Prototype - THE DESIGN AND IMPLEMENTATION OF HARDWARE SYSTEMS FOR INFORMATION FLOW TRACKING

To evaluate the coprocessor-based approach for DIFT, we developed a full-system FPGA prototype based on the SPARC architecture and the Linux operating system. Our prototype is based on the framework provided by the Raksha integrated DIFT architecture [24]. This allows us to make direct performance and complexity comparisons between the integrated and coprocessor-based approaches for DIFT hardware.

5.3.1 System architecture

The main core in our prototype is the Leon SPARC V8 processor, a 32-bit synthesizable core [49]. Leon uses a single-issue, in-order, 7-stage pipeline that does not perform speculative execution. Leon supports SPARC coprocessor instructions, which we use to configure the DIFT coprocessor and provide security exception information. We introduced a decoupling queue that buffers information passed from the main core to the DIFT coprocessor. If the queue fills up, the main core is stalled until the coprocessor makes forward progress. Since the main core commits instructions before the DIFT coprocessor, security exceptions are imprecise.

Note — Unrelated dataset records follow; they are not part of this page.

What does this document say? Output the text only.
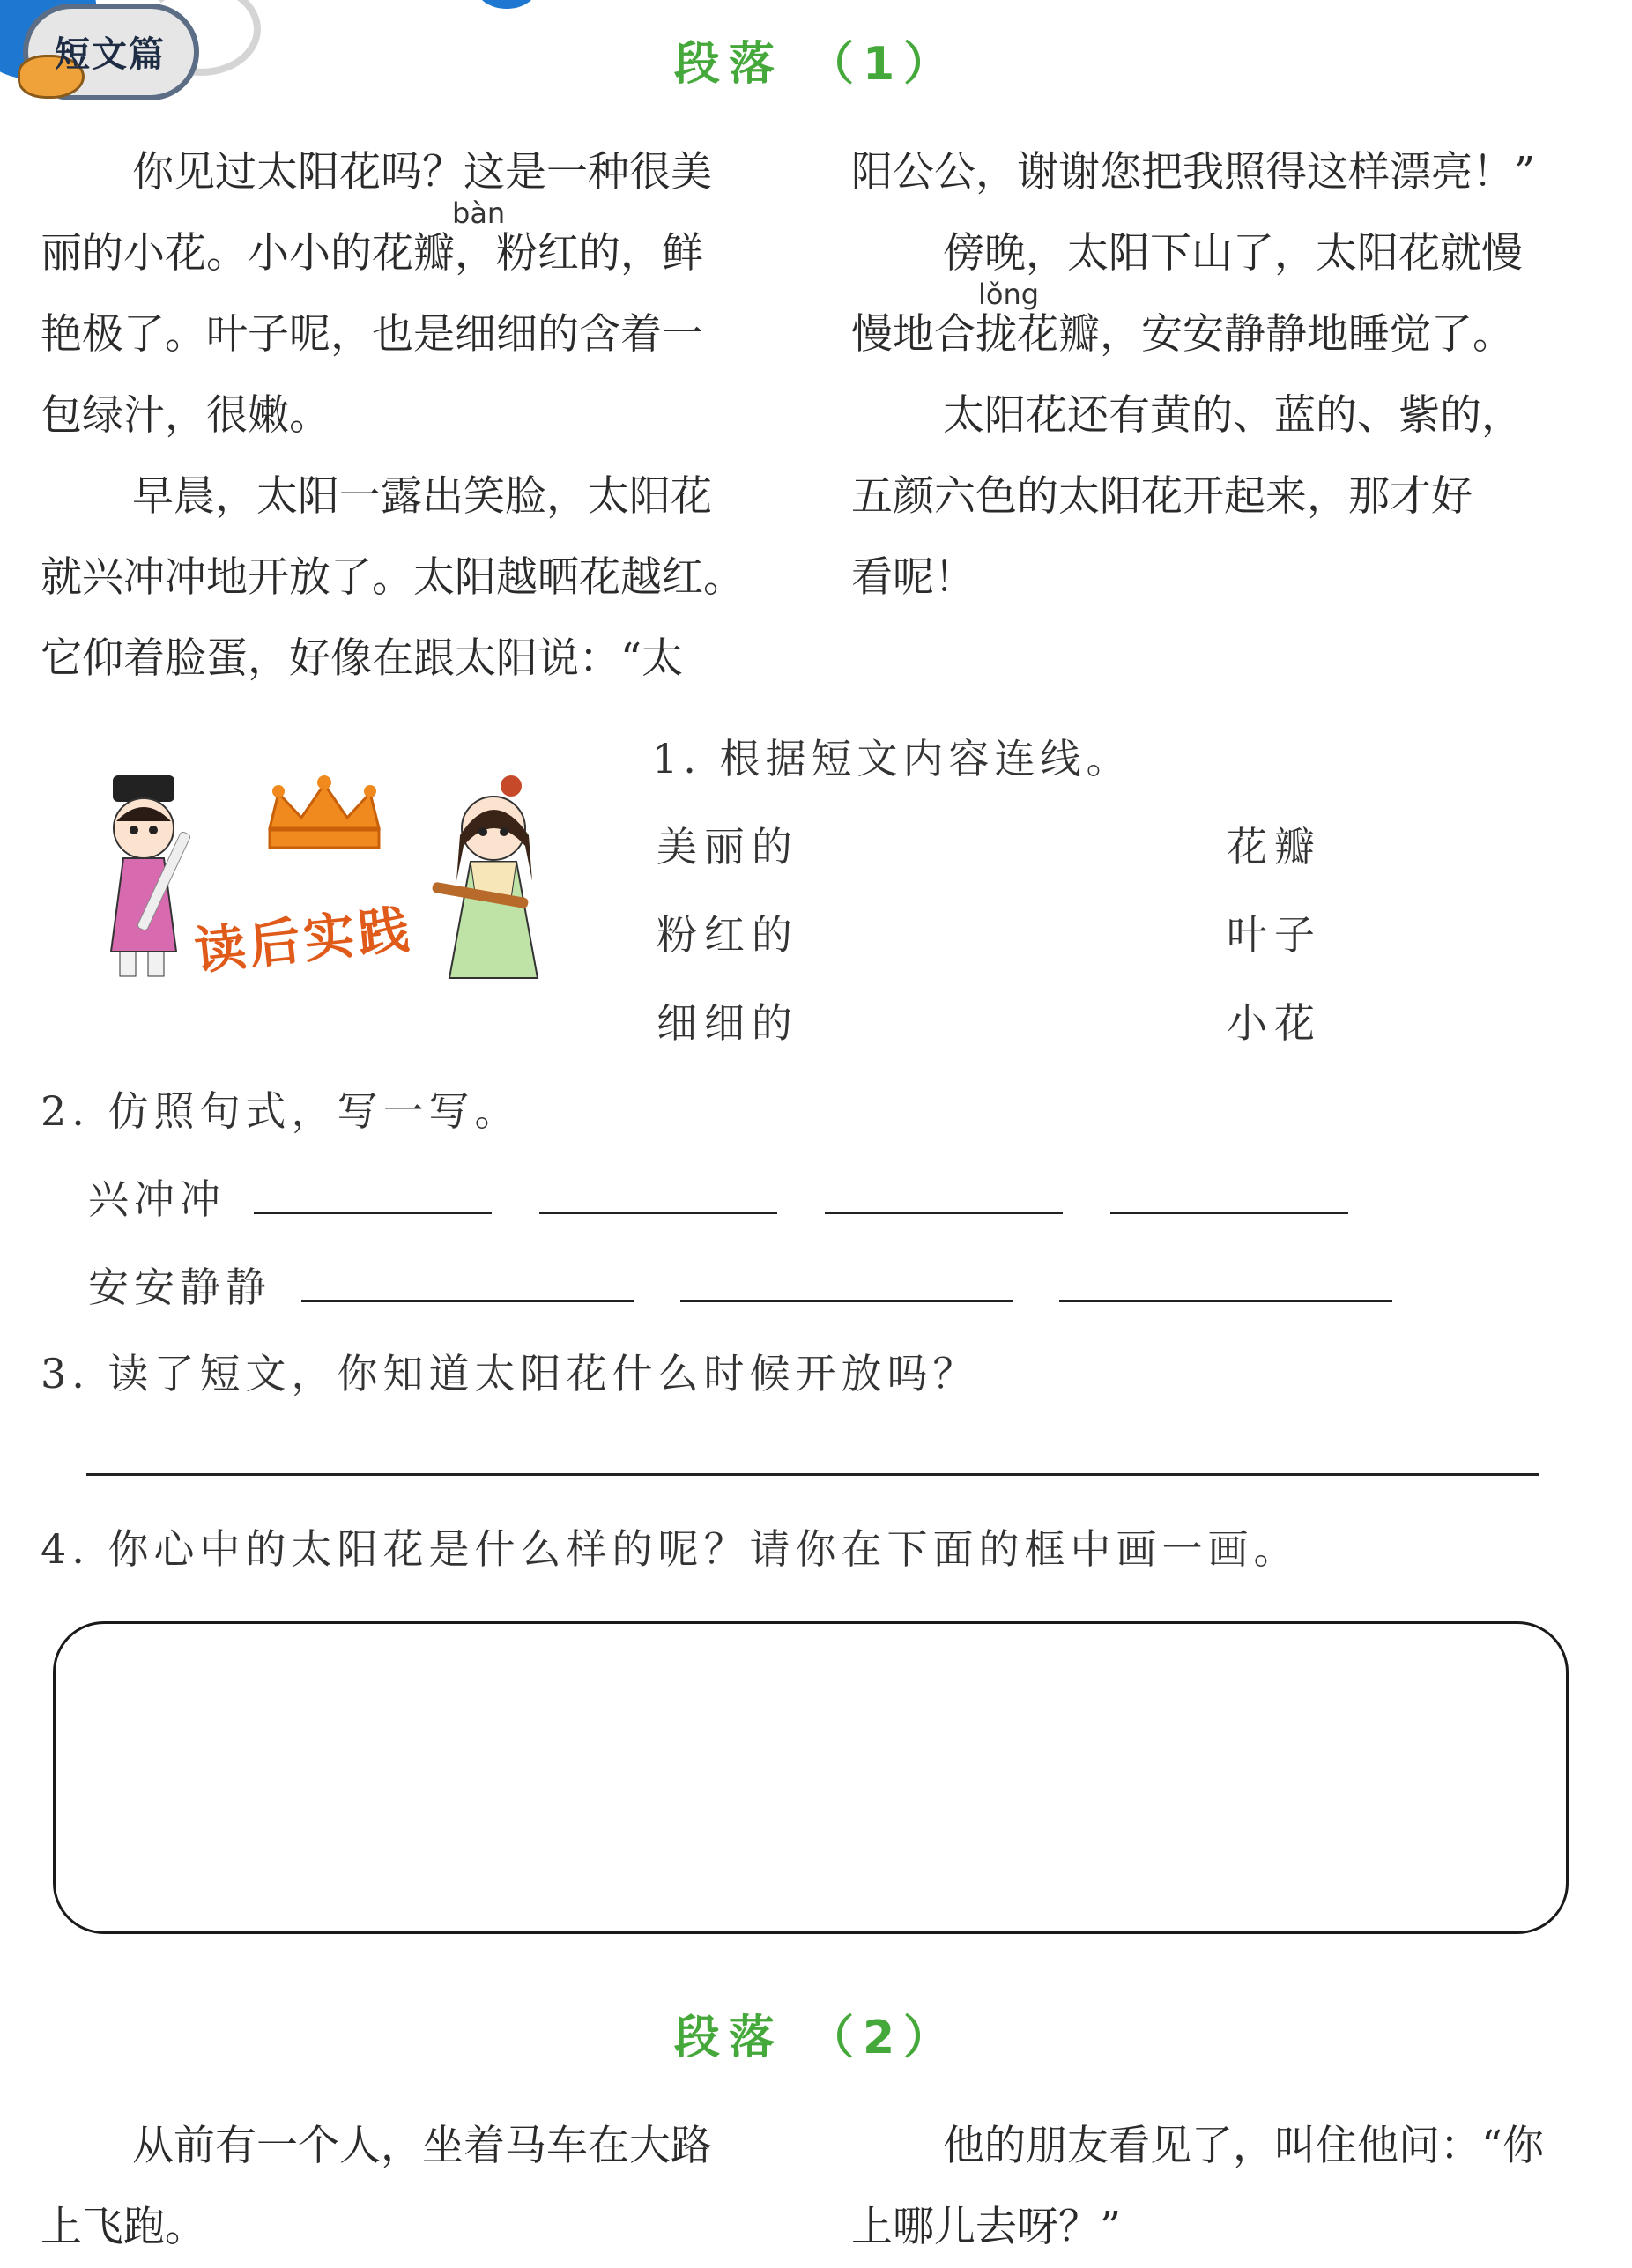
短文篇	段落 （1）

你见过太阳花吗？这是一种很美

丽的小花。小小的花瓣，粉红的，鲜

艳极了。叶子呢，也是细细的含着一

包绿汁，很嫩。

早晨，太阳一露出笑脸，太阳花

就兴冲冲地开放了。太阳越晒花越红。

它仰着脸蛋，好像在跟太阳说：“太

bàn

阳公公，谢谢您把我照得这样漂亮！”

傍晚，太阳下山了，太阳花就慢

慢地合拢花瓣，安安静静地睡觉了。

太阳花还有黄的、蓝的、紫的，

五颜六色的太阳花开起来，那才好

看呢！

lǒng
读后实践
1. 根据短文内容连线。
美丽的
粉红的
细细的
花瓣
叶子
小花
2. 仿照句式，写一写。
兴冲冲
安安静静
3. 读了短文，你知道太阳花什么时候开放吗？
4. 你心中的太阳花是什么样的呢？请你在下面的框中画一画。
段落 （2）

从前有一个人，坐着马车在大路

上飞跑。

他的朋友看见了，叫住他问：“你

上哪儿去呀？”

The DIFT coprocessor follows the description in Section 5.2. It uses a single-issue, 4- stage pipeline for tag propagation and checks. Similar to Raksha, we support four security policies, each controlling one of the four tag bits. The tag cache is a 512-byte, 2-way set- associative cache with 32-byte cache lines. Since we use 4-bit tags per word, the cache can effectively store the tags for 4 Kbytes of data.

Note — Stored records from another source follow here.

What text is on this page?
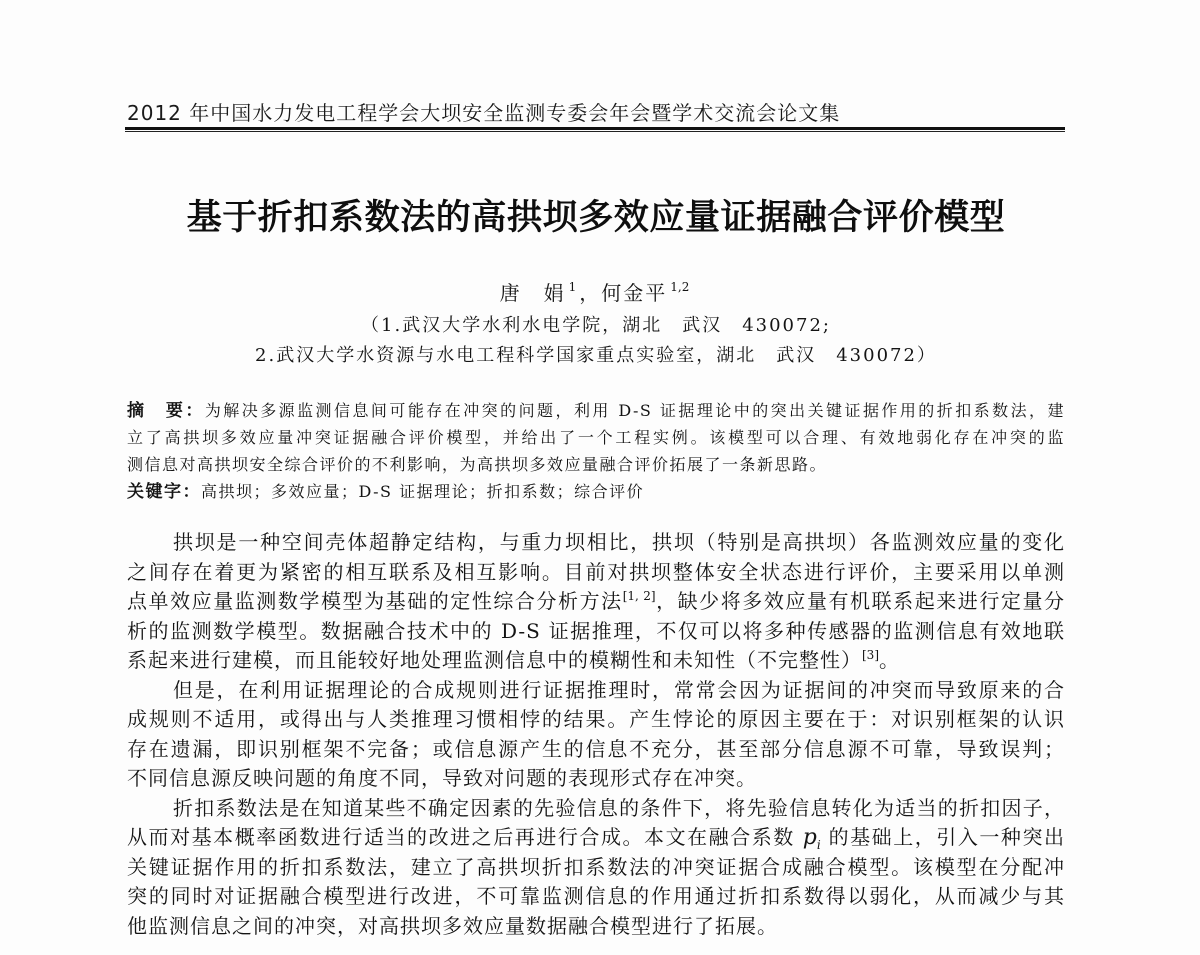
2012 年中国水力发电工程学会大坝安全监测专委会年会暨学术交流会论文集
基于折扣系数法的高拱坝多效应量证据融合评价模型
唐　娟 $^1$ ，何金平 $^{1,2}$
（1.武汉大学水利水电学院，湖北　武汉　430072;
2.武汉大学水资源与水电工程科学国家重点实验室，湖北　武汉　430072）
摘　要：为解决多源监测信息间可能存在冲突的问题，利用 D-S 证据理论中的突出关键证据作用的折扣系数法，建
立了高拱坝多效应量冲突证据融合评价模型，并给出了一个工程实例。该模型可以合理、有效地弱化存在冲突的监
测信息对高拱坝安全综合评价的不利影响，为高拱坝多效应量融合评价拓展了一条新思路。
关键字：高拱坝；多效应量；D-S 证据理论；折扣系数；综合评价
拱坝是一种空间壳体超静定结构，与重力坝相比，拱坝（特别是高拱坝）各监测效应量的变化
之间存在着更为紧密的相互联系及相互影响。目前对拱坝整体安全状态进行评价，主要采用以单测
点单效应量监测数学模型为基础的定性综合分析方法[1, 2]，缺少将多效应量有机联系起来进行定量分
析的监测数学模型。数据融合技术中的 D-S 证据推理，不仅可以将多种传感器的监测信息有效地联
系起来进行建模，而且能较好地处理监测信息中的模糊性和未知性（不完整性）[3]。
但是，在利用证据理论的合成规则进行证据推理时，常常会因为证据间的冲突而导致原来的合
成规则不适用，或得出与人类推理习惯相悖的结果。产生悖论的原因主要在于：对识别框架的认识
存在遗漏，即识别框架不完备；或信息源产生的信息不充分，甚至部分信息源不可靠，导致误判；
不同信息源反映问题的角度不同，导致对问题的表现形式存在冲突。
折扣系数法是在知道某些不确定因素的先验信息的条件下，将先验信息转化为适当的折扣因子，
从而对基本概率函数进行适当的改进之后再进行合成。本文在融合系数 $p_i$ 的基础上，引入一种突出
关键证据作用的折扣系数法，建立了高拱坝折扣系数法的冲突证据合成融合模型。该模型在分配冲
突的同时对证据融合模型进行改进，不可靠监测信息的作用通过折扣系数得以弱化，从而减少与其
他监测信息之间的冲突，对高拱坝多效应量数据融合模型进行了拓展。
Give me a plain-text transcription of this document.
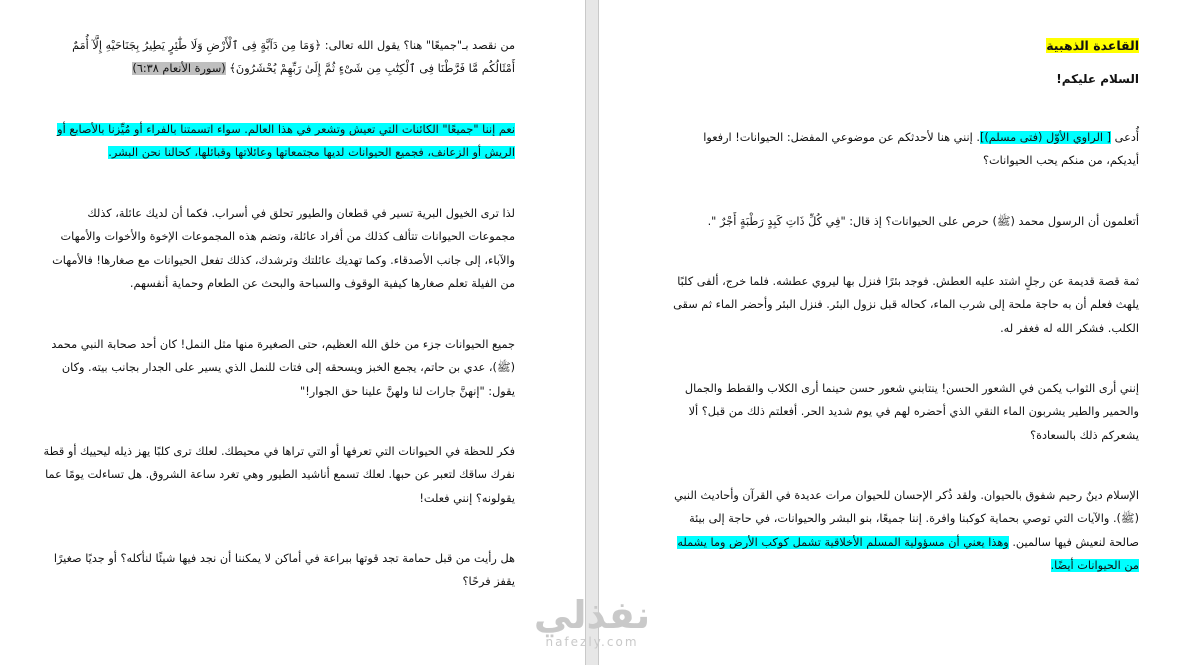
من نقصد بـ"جميعًا" هنا؟ يقول الله تعالى: ﴿وَمَا مِن دَآبَّةٍ فِى ٱلْأَرْضِ وَلَا طَٰٓئِرٍ يَطِيرُ بِجَنَاحَيْهِ إِلَّآ أُمَمٌ أَمْثَالُكُم مَّا فَرَّطْنَا فِى ٱلْكِتَٰبِ مِن شَىْءٍ ثُمَّ إِلَىٰ رَبِّهِمْ يُحْشَرُونَ﴾ (سورة الأنعام ٦:٣٨)

نعم إننا "جميعًا" الكائنات التي تعيش وتشعر في هذا العالم. سواء اتسمتنا بالفراء أو مُيِّزنا بالأصابع أو الريش أو الزعانف، فجميع الحيوانات لديها مجتمعاتها وعائلاتها وقبائلها، كحالنا نحن البشر.

لذا ترى الخيول البرية تسير في قطعان والطيور تحلق في أسراب. فكما أن لديك عائلة، كذلك مجموعات الحيوانات تتألف كذلك من أفراد عائلة، وتضم هذه المجموعات الإخوة والأخوات والأمهات والآباء، إلى جانب الأصدقاء. وكما تهديك عائلتك وترشدك، كذلك تفعل الحيوانات مع صغارها! فالأمهات من الفيلة تعلم صغارها كيفية الوقوف والسباحة والبحث عن الطعام وحماية أنفسهم.

جميع الحيوانات جزء من خلق الله العظيم، حتى الصغيرة منها مثل النمل! كان أحد صحابة النبي محمد (ﷺ)، عدي بن حاتم، يجمع الخبز ويسحقه إلى فتات للنمل الذي يسير على الجدار بجانب بيته. وكان يقول: "إنهنَّ جارات لنا ولهنَّ علينا حق الجوار!"

فكر للحظة في الحيوانات التي تعرفها أو التي تراها في محيطك. لعلك ترى كلبًا يهز ذيله ليحييك أو قطة نفرك ساقك لتعبر عن حبها. لعلك تسمع أناشيد الطيور وهي تغرد ساعة الشروق. هل تساءلت يومًا عما يقولونه؟ إنني فعلت!

هل رأيت من قبل حمامة تجد قوتها ببراعة في أماكن لا يمكننا أن نجد فيها شيئًا لنأكله؟ أو جديًا صغيرًا يقفز فرحًا؟

القاعدة الذهبية

السلام عليكم!

أُدعى [ الراوي الأوّل (فتى مسلم)]. إنني هنا لأحدثكم عن موضوعي المفضل: الحيوانات! ارفعوا أيديكم، من منكم يحب الحيوانات؟

أتعلمون أن الرسول محمد (ﷺ) حرص على الحيوانات؟ إذ قال: "فِي كُلِّ ذَاتِ كَبِدٍ رَطْبَةٍ أَجْرٌ ".

ثمة قصة قديمة عن رجلٍ اشتد عليه العطش. فوجد بئرًا فنزل بها ليروي عطشه. فلما خرج، ألفى كلبًا يلهث فعلم أن به حاجة ملحة إلى شرب الماء، كحاله قبل نزول البئر. فنزل البئر وأحضر الماء ثم سقى الكلب. فشكر الله له فغفر له.

إنني أرى الثواب يكمن في الشعور الحسن! ينتابني شعور حسن حينما أرى الكلاب والقطط والجمال والحمير والطير يشربون الماء النقي الذي أحضره لهم في يوم شديد الحر. أفعلتم ذلك من قبل؟ ألا يشعركم ذلك بالسعادة؟

الإسلام دينٌ رحيم شفوق بالحيوان. ولقد ذُكر الإحسان للحيوان مرات عديدة في القرآن وأحاديث النبي (ﷺ). والآيات التي توصي بحماية كوكبنا وافرة. إننا جميعًا، بنو البشر والحيوانات، في حاجة إلى بيئة صالحة لنعيش فيها سالمين. وهذا يعني أن مسؤولية المسلم الأخلاقية تشمل كوكب الأرض وما يشمله من الحيوانات أيضًا.

نفذلي
nafezly.com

Our prototype provides a full-fledged Linux workstation environment. We use Gentoo Linux 2.6.20 as our kernel and run unmodified SPARC binaries for enterprise applications such as Apache, PostgreSQL, and OpenSSH. We have modified a small portion of the Linux kernel to provide support for our DIFT hardware [24, 25]. The security monitor is implemented as a shared library preloaded by the dynamic linker with each application.

5.3.2 Design statistics

We synthesized our hardware (main core, DIFT coprocessor, and memory system) onto a Xilinx XUP board with an XC2VP30 FPGA. Table 5.1 presents the default parameters for the prototype. Table 5.2 provides the basic design statistics for our coprocessor-based design. We quantify the additional resources necessary in terms of 4-input LUTs (lookup tables for logic) and block RAMs, for the changes to the core for the coprocessor interface, DIFT coprocessor (including the tag cache), and the decoupling queue. For comparison

Component BRAMs 4-input LUTs

Base Leon core (integer) 46 13,858

FPU control & datapath Leon 4 14,000

Core changes for Raksha 4 1,352

% Raksha increase over Leon 8% 4.85%

Core changes for coprocessor IF 0 22

Decoupling queue 3 26

DIFT coprocessor 5 2,105

Total DIFT coprocessor 8 2,131

% coprocessor increase over Leon 16% 7.64%

Table 5.2: Complexity of the prototype FPGA implementation of the DIFT coprocessor in terms of FPGA block RAMs and 4-input LUTs.

purposes, we also provide the additional hardware resources necessary for the Raksha integrated DIFT architecture. Note that the same coprocessor can be used with a range of other main processors: processors with larger caches, speculative execution, etc. In these cases, the overhead of the coprocessor as a percentage of the main processor would be even lower in terms of both logic and memory resources.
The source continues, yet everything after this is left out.